Here’s a polished version of your question:
“In Step C (policy update with GRPO), how can I apply policy updates if my TinyVLA-based model was already trained with supervised learning (SL/SFT)? I don’t want to train from scratch—only fine-tune. Can I fine-tune only the adapters, or only the linear layers?”
Yes — GRPO is typically used as an RL fine-tuning stage on top of an SFT-pretrained VLA, not training from scratch. In practice, updating only adapters (or a small subset of layers) is not only allowed, it’s often the best first attempt for stability and compute.
Below is the clear “how + what to tune” picture.
1) What GRPO “policy update” means in your case
Even though your model was trained by SL/SFT, it still defines a stochastic policy during rollout:
In TinyVLA-style diffusion, stochasticity comes from sampling noise in the diffusion process (unless you force fully deterministic sampling).
GRPO then adjusts parameters $\theta$ to increase the probability of action sequences that led to success, and decrease those that led to failure, using group-relative advantages.
So GRPO is simply:
“fine-tune the existing policy using outcome-based RL.”
No scratch training needed.
2) What you must have to do GRPO (regardless of adapters vs full FT)
GRPO/PPO-style updates require you to compute (explicitly or implicitly):
$$
r_t(\theta)=\frac{\pi_\theta(a_t \mid s_t)}{\pi_{\text{old}}(a_t \mid s_t)}
$$
Meaning you need:
the probability (or log-prob) of the sampled actions under the current policy
the probability (or log-prob) of the same actions under the old (behavior) policy snapshot
This is the key engineering requirement.
Once you can compute (or approximate) these log-probs, you can apply GRPO to any parameter subset: adapters, heads, linear layers, etc.
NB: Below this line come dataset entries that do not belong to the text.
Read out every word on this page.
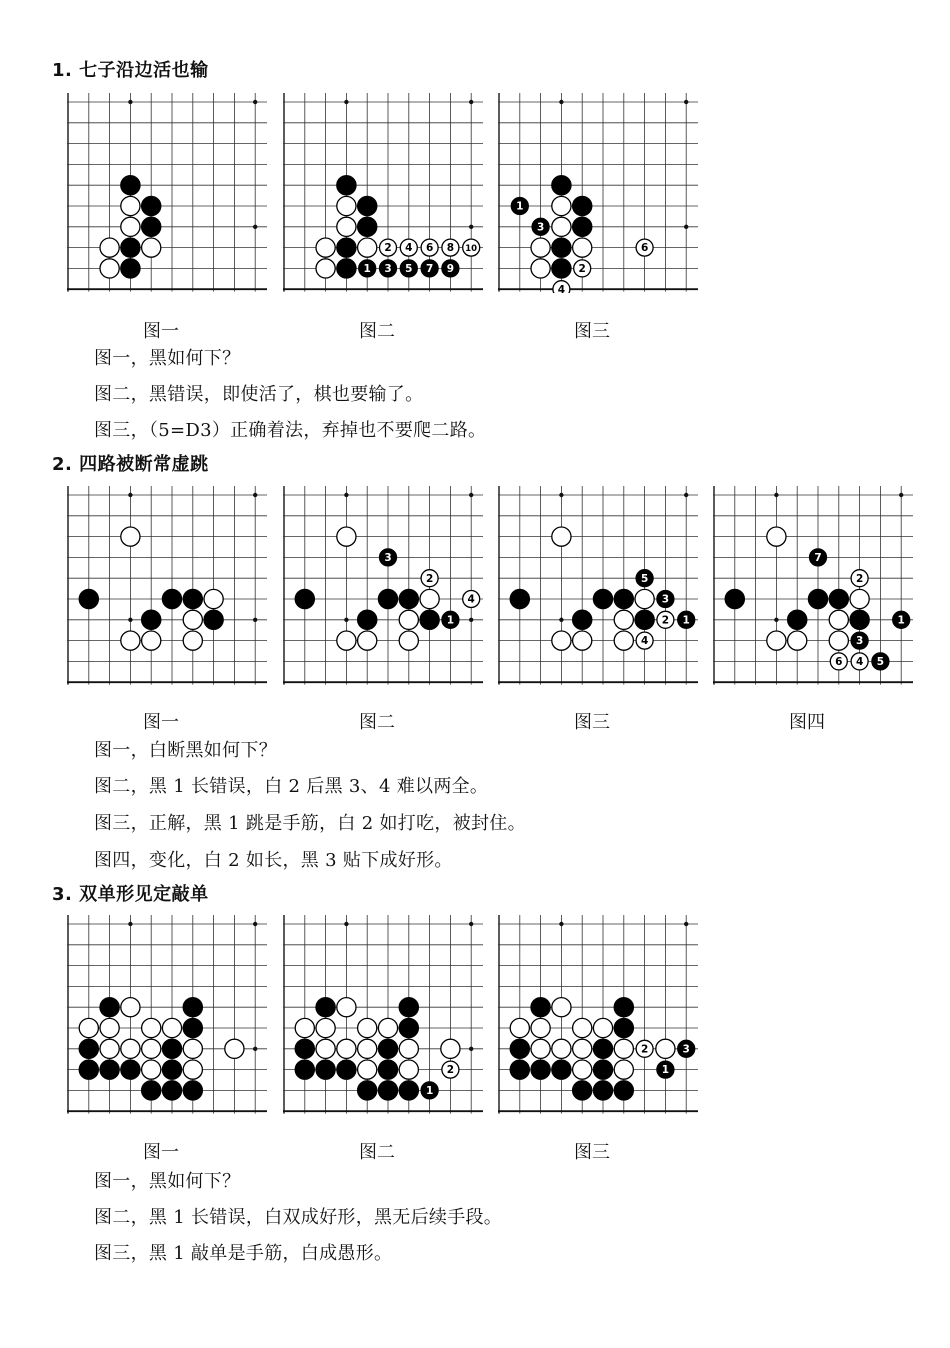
1. 七子沿边活也输
图一
1
2
3
4
5
6
7
8
9
10
图二
1
2
3
4
6
图三
图一，黑如何下？
图二，黑错误，即使活了，棋也要输了。
图三，（5=D3）正确着法，弃掉也不要爬二路。
2. 四路被断常虚跳
图一
1
2
3
4
图二
1
2
3
4
5
图三
1
2
3
4 5
6
7
图四
图一，白断黑如何下？
图二，黑 1 长错误，白 2 后黑 3、4 难以两全。
图三，正解，黑 1 跳是手筋，白 2 如打吃，被封住。
图四，变化，白 2 如长，黑 3 贴下成好形。
3. 双单形见定敲单
图一
1
2
图二
1
2	3
图三
图一，黑如何下？
图二，黑 1 长错误，白双成好形，黑无后续手段。
图三，黑 1 敲单是手筋，白成愚形。
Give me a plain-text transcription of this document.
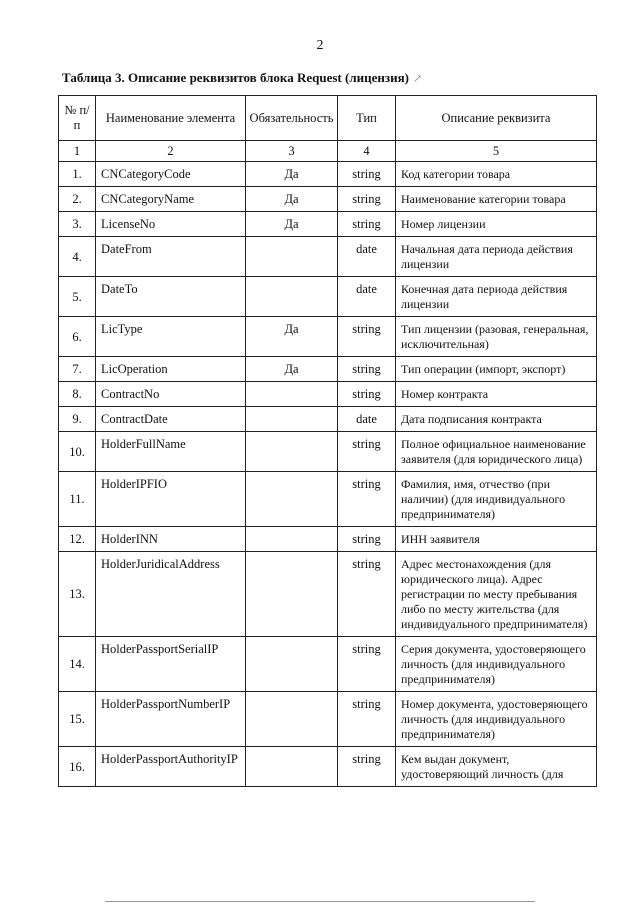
2
Таблица 3. Описание реквизитов блока Request (лицензия) ↗
№ п/п	Наименование элемента	Обязательность	Тип	Описание реквизита
1	2	3	4	5
1.	CNCategoryCode	Да	string	Код категории товара
2.	CNCategoryName	Да	string	Наименование категории товара
3.	LicenseNo	Да	string	Номер лицензии
4.	DateFrom		date	Начальная дата периода действия лицензии
5.	DateTo		date	Конечная дата периода действия лицензии
6.	LicType	Да	string	Тип лицензии (разовая, генеральная, исключительная)
7.	LicOperation	Да	string	Тип операции (импорт, экспорт)
8.	ContractNo		string	Номер контракта
9.	ContractDate		date	Дата подписания контракта
10.	HolderFullName		string	Полное официальное наименование заявителя (для юридического лица)
11.	HolderIPFIO		string	Фамилия, имя, отчество (при наличии) (для индивидуального предпринимателя)
12.	HolderINN		string	ИНН заявителя
13.	HolderJuridicalAddress		string	Адрес местонахождения (для юридического лица). Адрес регистрации по месту пребывания либо по месту жительства (для индивидуального предпринимателя)
14.	HolderPassportSerialIP		string	Серия документа, удостоверяющего личность (для индивидуального предпринимателя)
15.	HolderPassportNumberIP		string	Номер документа, удостоверяющего личность (для индивидуального предпринимателя)
16.	HolderPassportAuthorityIP		string	Кем выдан документ, удостоверяющий личность (для
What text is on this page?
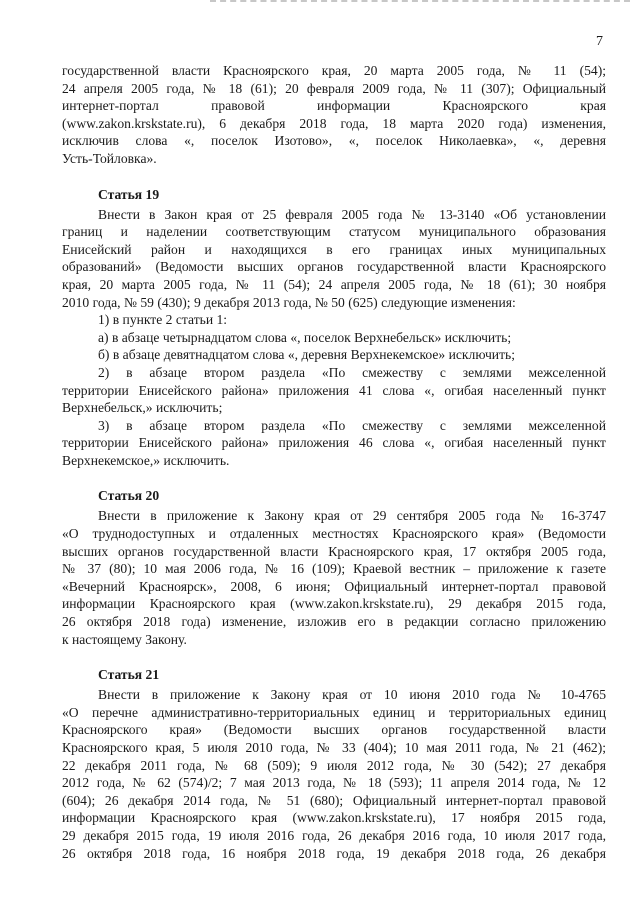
7
государственной власти Красноярского края, 20 марта 2005 года, № 11 (54);
24 апреля 2005 года, № 18 (61); 20 февраля 2009 года, № 11 (307); Официальный
интернет-портал правовой информации Красноярского края
(www.zakon.krskstate.ru), 6 декабря 2018 года, 18 марта 2020 года) изменения,
исключив слова «, поселок Изотово», «, поселок Николаевка», «, деревня
Усть-Тойловка».
Статья 19
Внести в Закон края от 25 февраля 2005 года № 13-3140 «Об установлении
границ и наделении соответствующим статусом муниципального образования
Енисейский район и находящихся в его границах иных муниципальных
образований» (Ведомости высших органов государственной власти Красноярского
края, 20 марта 2005 года, № 11 (54); 24 апреля 2005 года, № 18 (61); 30 ноября
2010 года, № 59 (430); 9 декабря 2013 года, № 50 (625) следующие изменения:
1) в пункте 2 статьи 1:
а) в абзаце четырнадцатом слова «, поселок Верхнебельск» исключить;
б) в абзаце девятнадцатом слова «, деревня Верхнекемское» исключить;
2) в абзаце втором раздела «По смежеству с землями межселенной
территории Енисейского района» приложения 41 слова «, огибая населенный пункт
Верхнебельск,» исключить;
3) в абзаце втором раздела «По смежеству с землями межселенной
территории Енисейского района» приложения 46 слова «, огибая населенный пункт
Верхнекемское,» исключить.
Статья 20
Внести в приложение к Закону края от 29 сентября 2005 года № 16-3747
«О труднодоступных и отдаленных местностях Красноярского края» (Ведомости
высших органов государственной власти Красноярского края, 17 октября 2005 года,
№ 37 (80); 10 мая 2006 года, № 16 (109); Краевой вестник – приложение к газете
«Вечерний Красноярск», 2008, 6 июня; Официальный интернет-портал правовой
информации Красноярского края (www.zakon.krskstate.ru), 29 декабря 2015 года,
26 октября 2018 года) изменение, изложив его в редакции согласно приложению
к настоящему Закону.
Статья 21
Внести в приложение к Закону края от 10 июня 2010 года № 10-4765
«О перечне административно-территориальных единиц и территориальных единиц
Красноярского края» (Ведомости высших органов государственной власти
Красноярского края, 5 июля 2010 года, № 33 (404); 10 мая 2011 года, № 21 (462);
22 декабря 2011 года, № 68 (509); 9 июля 2012 года, № 30 (542); 27 декабря
2012 года, № 62 (574)/2; 7 мая 2013 года, № 18 (593); 11 апреля 2014 года, № 12
(604); 26 декабря 2014 года, № 51 (680); Официальный интернет-портал правовой
информации Красноярского края (www.zakon.krskstate.ru), 17 ноября 2015 года,
29 декабря 2015 года, 19 июля 2016 года, 26 декабря 2016 года, 10 июля 2017 года,
26 октября 2018 года, 16 ноября 2018 года, 19 декабря 2018 года, 26 декабря
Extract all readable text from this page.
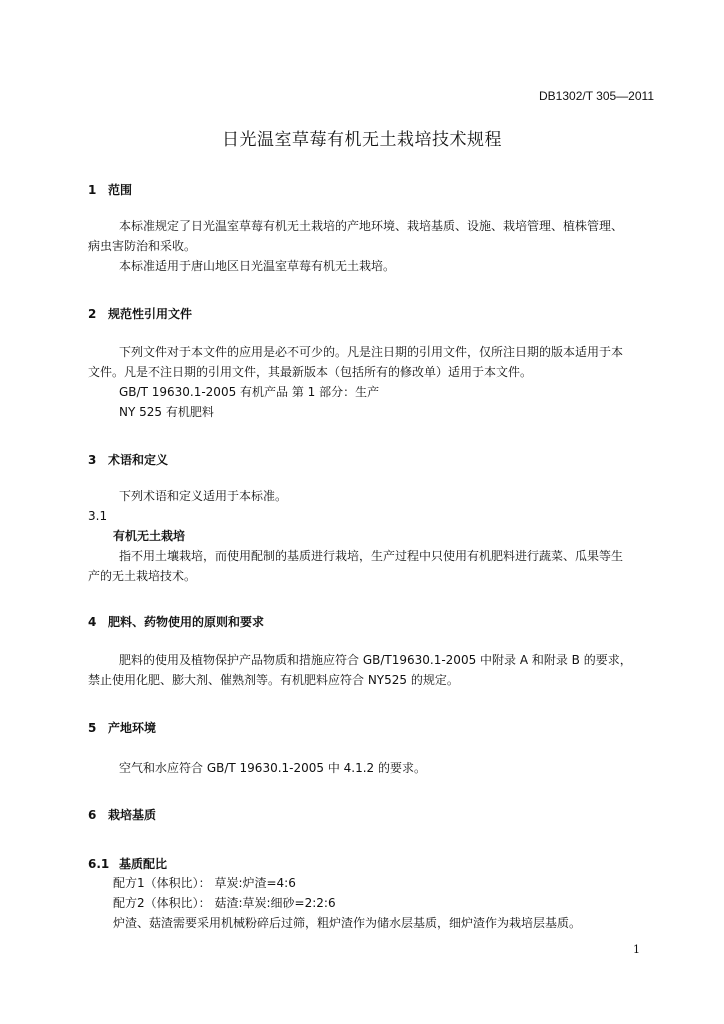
DB1302/T 305—2011
日光温室草莓有机无土栽培技术规程
1 范围
本标准规定了日光温室草莓有机无土栽培的产地环境、栽培基质、设施、栽培管理、植株管理、
病虫害防治和采收。
本标准适用于唐山地区日光温室草莓有机无土栽培。
2 规范性引用文件
下列文件对于本文件的应用是必不可少的。凡是注日期的引用文件，仅所注日期的版本适用于本
文件。凡是不注日期的引用文件，其最新版本（包括所有的修改单）适用于本文件。
GB/T 19630.1-2005 有机产品 第 1 部分：生产
NY 525 有机肥料
3 术语和定义
下列术语和定义适用于本标准。
3.1
有机无土栽培
指不用土壤栽培，而使用配制的基质进行栽培，生产过程中只使用有机肥料进行蔬菜、瓜果等生
产的无土栽培技术。
4 肥料、药物使用的原则和要求
肥料的使用及植物保护产品物质和措施应符合 GB/T19630.1-2005 中附录 A 和附录 B 的要求，
禁止使用化肥、膨大剂、催熟剂等。有机肥料应符合 NY525 的规定。
5 产地环境
空气和水应符合 GB/T 19630.1-2005 中 4.1.2 的要求。
6 栽培基质
6.1 基质配比
配方1（体积比）： 草炭:炉渣=4:6
配方2（体积比）： 菇渣:草炭:细砂=2:2:6
炉渣、菇渣需要采用机械粉碎后过筛，粗炉渣作为储水层基质，细炉渣作为栽培层基质。
1
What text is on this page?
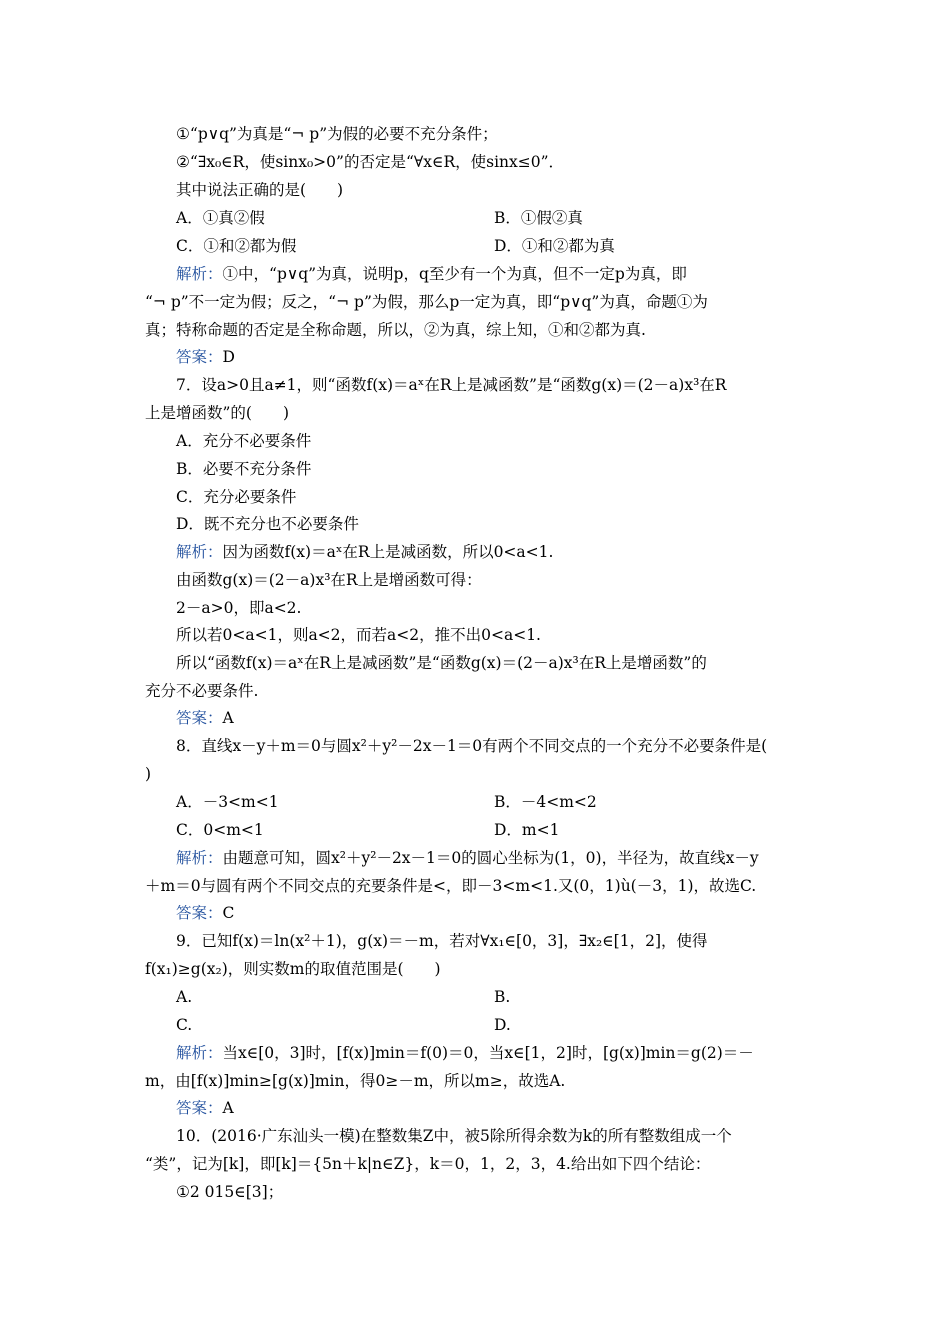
①“p∨q”为真是“¬ p”为假的必要不充分条件；
②“∃x₀∈R，使sinx₀>0”的否定是“∀x∈R，使sinx≤0”．
其中说法正确的是(　　)
A．①真②假	B．①假②真
C．①和②都为假	D．①和②都为真
解析：①中，“p∨q”为真，说明p，q至少有一个为真，但不一定p为真，即
“¬ p”不一定为假；反之，“¬ p”为假，那么p一定为真，即“p∨q”为真，命题①为
真；特称命题的否定是全称命题，所以，②为真，综上知，①和②都为真.
答案：D
7．设a>0且a≠1，则“函数f(x)＝aˣ在R上是减函数”是“函数g(x)＝(2－a)x³在R
上是增函数”的(　　)
A．充分不必要条件
B．必要不充分条件
C．充分必要条件
D．既不充分也不必要条件
解析：因为函数f(x)＝aˣ在R上是减函数，所以0<a<1.
由函数g(x)＝(2－a)x³在R上是增函数可得：
2－a>0，即a<2.
所以若0<a<1，则a<2，而若a<2，推不出0<a<1.
所以“函数f(x)＝aˣ在R上是减函数”是“函数g(x)＝(2－a)x³在R上是增函数”的
充分不必要条件.
答案：A
8．直线x－y＋m＝0与圆x²＋y²－2x－1＝0有两个不同交点的一个充分不必要条件是(
)
A．－3<m<1	B．－4<m<2
C．0<m<1	D．m<1
解析：由题意可知，圆x²＋y²－2x－1＝0的圆心坐标为(1，0)，半径为，故直线x－y
＋m＝0与圆有两个不同交点的充要条件是<，即－3<m<1.又(0，1)ù(－3，1)，故选C.
答案：C
9．已知f(x)＝ln(x²＋1)，g(x)＝－m，若对∀x₁∈[0，3]，∃x₂∈[1，2]，使得
f(x₁)≥g(x₂)，则实数m的取值范围是(　　)
A.	B.
C.	D.
解析：当x∈[0，3]时，[f(x)]min＝f(0)＝0，当x∈[1，2]时，[g(x)]min＝g(2)＝－
m，由[f(x)]min≥[g(x)]min，得0≥－m，所以m≥，故选A.
答案：A
10．(2016·广东汕头一模)在整数集Z中，被5除所得余数为k的所有整数组成一个
“类”，记为[k]，即[k]＝{5n＋k|n∈Z}，k＝0，1，2，3，4.给出如下四个结论：
①2 015∈[3]；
For diffusion policies, this “log-prob” is trickier than for discrete tokens, but it’s still doable (many diffusion-policy RL implementations compute likelihood surrogates from the noise prediction / score model).
3) Can you fine-tune only adapters? Yes. Here are the main options.
Option A (recommended first):
Tune only task adapters / LoRA adapters
What you update
your incremental task adapters (or a new “RL adapter”)
optionally the action head (final MLP) + LayerNorm scale/bias
What you freeze
vision backbone
language backbone
most transformer blocks
Why this is a good default
stable (RL gradients can be noisy)
low memory + fast iteration
preserves SFT behavior (less catastrophic drift)
When it might be insufficient
if the RL improvements require changing “representations,” not just the final mapping to actions
if reward is very sparse and adapters are too small to shift behavior meaningfully
Option B:
Tune only action head / last linear layers
What you update
final action projection layers / action MLP head
sometimes the last 1–2 transformer blocks
Pros
simplest
least risk of destroying vision-language alignment
Cons
can be too weak: if failures are due to perception/grounding, head-only tuning may not fix it
Option C:
Tune adapters + a small “policy subnetwork”
A strong practical middle ground:
tune adapters
plus last K blocks (e.g., last 2–4 transformer layers)
plus action head
This gives more capacity while still staying far from full fine-tuning.
Option D: Full fine-tuning (least recommended early)
This can work but is higher risk:
more compute
more instability
more forgetting of SFT skills
Usually you try this only after A/B/C plateau.
4) How this maps to your “incremental task adapters” design
You have two clean strategies:
Strategy 1:
Per-task RL fine-tune on each task adapter
keep the base frozen
pick adapter for task i
collect rollouts for task i
GRPO update only that adapter (and maybe head)
This matches your incremental adapter philosophy and keeps tasks isolated.
Strategy 2:
Train a shared “RL improvement adapter”
a single adapter trained with GRPO across multiple tasks
can improve general robustness/exploration without modifying task-specific adapters
This is useful if you want one “robustness adapter” that you can turn on.
5) Practical recommendation for your first implementation
If your goal is: “Try SimpleVLA-RL ideas without destabilizing TinyVLA”, do this:
Start from your SFT TinyVLA checkpoint
Freeze everything except:
task adapter (or LoRA modules)
action head
(optional) LayerNorm parameters
Implement GRPO using group rollouts (same init state, multiple sampled trajectories)
If it plateaus, expand trainable set to:
last 1–2 transformer blocks + adapters
That’s the most common “safe scaling” path.